Even the roads are sickly. Tilt the city sideways step up from mountain rockface to mirrored facade. Roads stripped from the earth and thrashing against the globed sky, bent over shrinking heads and plummeting. The city folding on itself. Rub shoulders with rabble, gloved fists swinging steady and rhythmic, flesh pendulum. Shattered windows and metatarsals, plaster casts and glyptic scribbles.

 

ii.

The machines cutting pavement the sidewalks roped off the streetlights broken flashing on the second on the dot on the second.

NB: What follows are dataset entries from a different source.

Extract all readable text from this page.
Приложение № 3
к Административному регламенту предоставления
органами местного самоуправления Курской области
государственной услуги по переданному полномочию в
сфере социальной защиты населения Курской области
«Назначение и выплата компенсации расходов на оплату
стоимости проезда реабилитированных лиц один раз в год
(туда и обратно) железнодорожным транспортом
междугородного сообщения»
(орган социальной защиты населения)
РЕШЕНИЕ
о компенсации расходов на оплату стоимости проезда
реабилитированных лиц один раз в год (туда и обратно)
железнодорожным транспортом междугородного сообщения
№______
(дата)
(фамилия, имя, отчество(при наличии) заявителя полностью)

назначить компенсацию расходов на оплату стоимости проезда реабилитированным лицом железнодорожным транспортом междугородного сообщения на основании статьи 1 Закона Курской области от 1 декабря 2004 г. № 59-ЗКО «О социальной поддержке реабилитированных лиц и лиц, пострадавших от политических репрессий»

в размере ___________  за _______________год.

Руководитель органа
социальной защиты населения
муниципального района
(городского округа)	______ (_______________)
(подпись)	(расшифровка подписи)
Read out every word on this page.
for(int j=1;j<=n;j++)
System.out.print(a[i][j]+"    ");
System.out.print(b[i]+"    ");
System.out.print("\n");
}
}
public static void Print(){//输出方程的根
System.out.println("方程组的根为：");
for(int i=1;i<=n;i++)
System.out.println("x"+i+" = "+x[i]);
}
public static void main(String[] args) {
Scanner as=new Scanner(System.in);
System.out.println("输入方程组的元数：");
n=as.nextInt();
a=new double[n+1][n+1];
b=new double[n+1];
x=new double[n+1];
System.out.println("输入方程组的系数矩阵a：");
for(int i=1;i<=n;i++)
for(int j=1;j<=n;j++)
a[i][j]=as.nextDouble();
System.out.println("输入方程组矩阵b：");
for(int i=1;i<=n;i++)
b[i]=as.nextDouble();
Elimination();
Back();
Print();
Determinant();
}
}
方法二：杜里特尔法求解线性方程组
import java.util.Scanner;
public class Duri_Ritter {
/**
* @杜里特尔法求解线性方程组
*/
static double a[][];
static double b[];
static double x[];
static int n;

Even the roads are sickly. Calligraphy in tiretracks, left turn riddles. Quincunx intersections, read meaning in manhole cover placements. A city of tunnels, twisted and proud.

 

iii.

And running on fumes, mathematically exact. Five minutes between busses, the tick of the clock. The click of the streetlights shifting RED GREEN YELLOW, walking man countdowns, hands severed and grasping, held towards you in streets. Alarms set and repeating. Between jackets on corners, see shoes in hubcaps, circular spinning, this city chromatic. A city of dots, motes of light.

 

iv.

We tire night driving. We separate and walled and the city stretches and yawns, its lights striped, stippling black with patterns almost legible—hey, try to see home. Horizon flushed—let’s make this a moment to remember. And suffused, light fills alleys and corners, and home is somewhere there, where the city and our bodies overlapping, always cool to the touch, always standing against us.